In short, a more miserable and useless country can hardly be imagined. This alone should be enough to disprove the existence of any “Dream Science.” If it were possible to travel by means of dreaming, believe me, no one in the Land of Witches would get out of bed.
If you are still determined, reader, to take seriously the scribblings of a duplicitous, scheming, lawless runaway slave, then at least consider the contradictions of her narrative! How could she be warm, and the rest of the city freezing? Why, upon our arrival, did we experience the city as freezing, when someone was surely dreaming that it was warm? How, precisely, does one travel by dream? Why does Verken claim to have dreamt first and traveled afterward, in one case, and in another to have traveled the instant she dreamed? How could a child cut time into paper chains? And how can the Land of Witches be everywhere at once—as one must assume my slave to be claiming, since her Place of Mourning shifts its borders? It is all the most tiresome nonsense!

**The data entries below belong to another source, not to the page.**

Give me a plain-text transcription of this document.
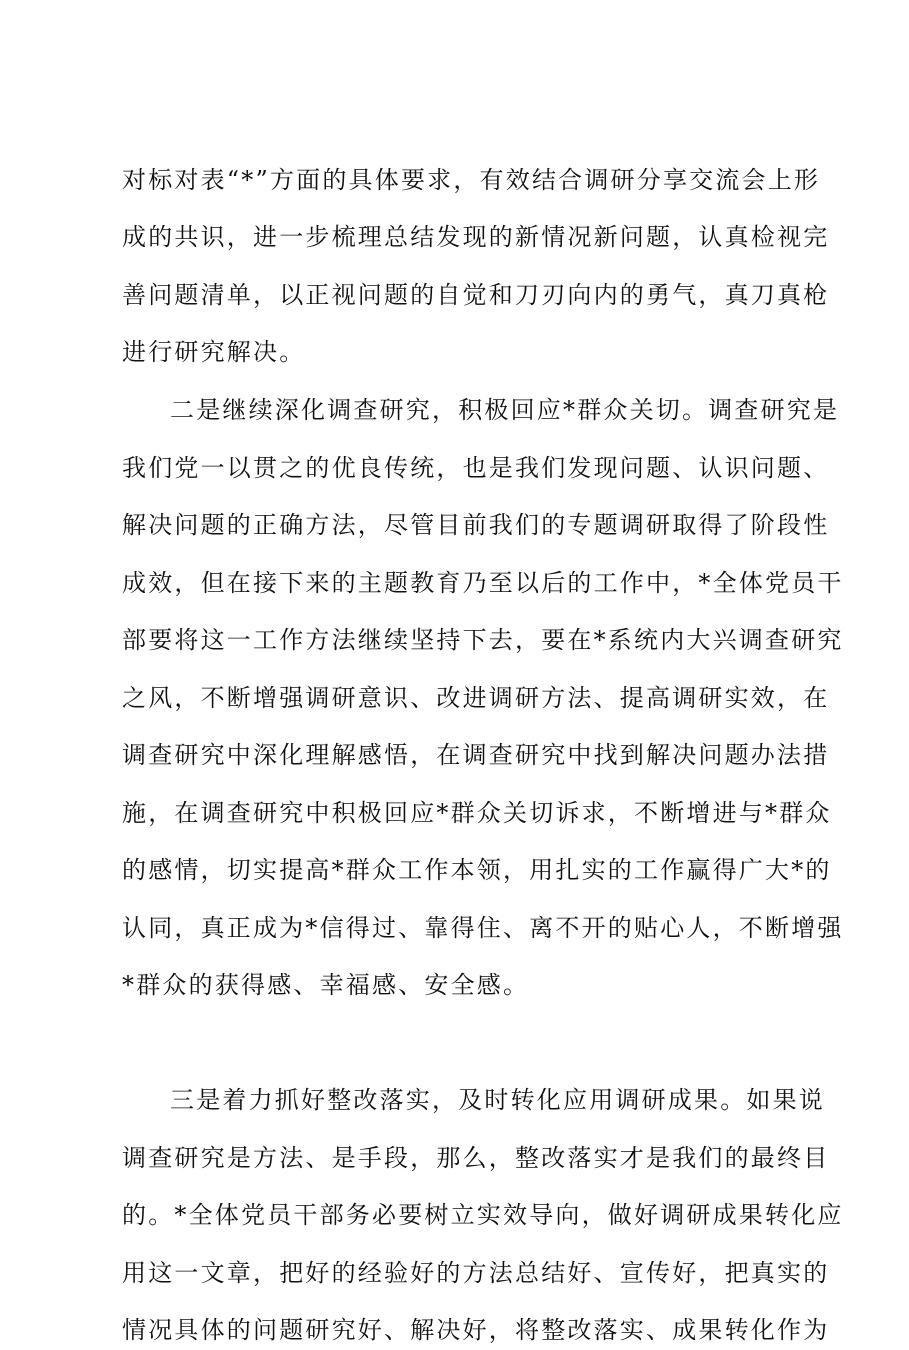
对标对表“*”方面的具体要求，有效结合调研分享交流会上形
成的共识，进一步梳理总结发现的新情况新问题，认真检视完
善问题清单，以正视问题的自觉和刀刃向内的勇气，真刀真枪
进行研究解决。
二是继续深化调查研究，积极回应*群众关切。调查研究是
我们党一以贯之的优良传统，也是我们发现问题、认识问题、
解决问题的正确方法，尽管目前我们的专题调研取得了阶段性
成效，但在接下来的主题教育乃至以后的工作中，*全体党员干
部要将这一工作方法继续坚持下去，要在*系统内大兴调查研究
之风，不断增强调研意识、改进调研方法、提高调研实效，在
调查研究中深化理解感悟，在调查研究中找到解决问题办法措
施，在调查研究中积极回应*群众关切诉求，不断增进与*群众
的感情，切实提高*群众工作本领，用扎实的工作赢得广大*的
认同，真正成为*信得过、靠得住、离不开的贴心人，不断增强
*群众的获得感、幸福感、安全感。
三是着力抓好整改落实，及时转化应用调研成果。如果说
调查研究是方法、是手段，那么，整改落实才是我们的最终目
的。*全体党员干部务必要树立实效导向，做好调研成果转化应
用这一文章，把好的经验好的方法总结好、宣传好，把真实的
情况具体的问题研究好、解决好，将整改落实、成果转化作为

A shifting border is no border at all.
Here is the truth: my slave Arta, a most valuable piece of property, has been stolen by a witch called Verken, who probably planned to steal her from the moment we arrived and took to loitering about the hotel for no other purpose. This Verken is a tall, loose-limbed woman with a headdress of dirty red-and-orange cloth, who pretends to be a musician. This she certainly is not; for the sounds she drew from her barbaric harp, as she lounged barefoot in the arbor, resembled nothing so much as the farts of a gazelle. Ygasit, I am convinced, was an accessory to the crime, for, when questioned, she would only frown and repeat “No good, no good,” pressing my shoulder with a thick finger to confirm that she meant I, and not the thieving Verken, was in the wrong. I departed the Land of Witches in a cold fury; but I intend to return in a hot one. I am even now assembling a company of fighting men. I will go back to the Land of Witches, and if I cannot retrieve my property, I will at least make sure that no one dares call Taharqo of Qorm a fool.

 

3. A Refutation of the Refutation of the
Account of the Land of Witches

Another fruitless day at the embassy.
Coming home, the taxi passed one of the usual crowds. Only a few people wept openly. The blast must have occurred several hours before. A pair of trousers hung on a dead electric wire, as if it were washing day.
Now the evening turns blue. The heat dissipates.
My brother met me at the door. I shook my head. This is all we require, now, to communicate the essentials: no, there’s no progress, no visa, not yet, I can’t get out.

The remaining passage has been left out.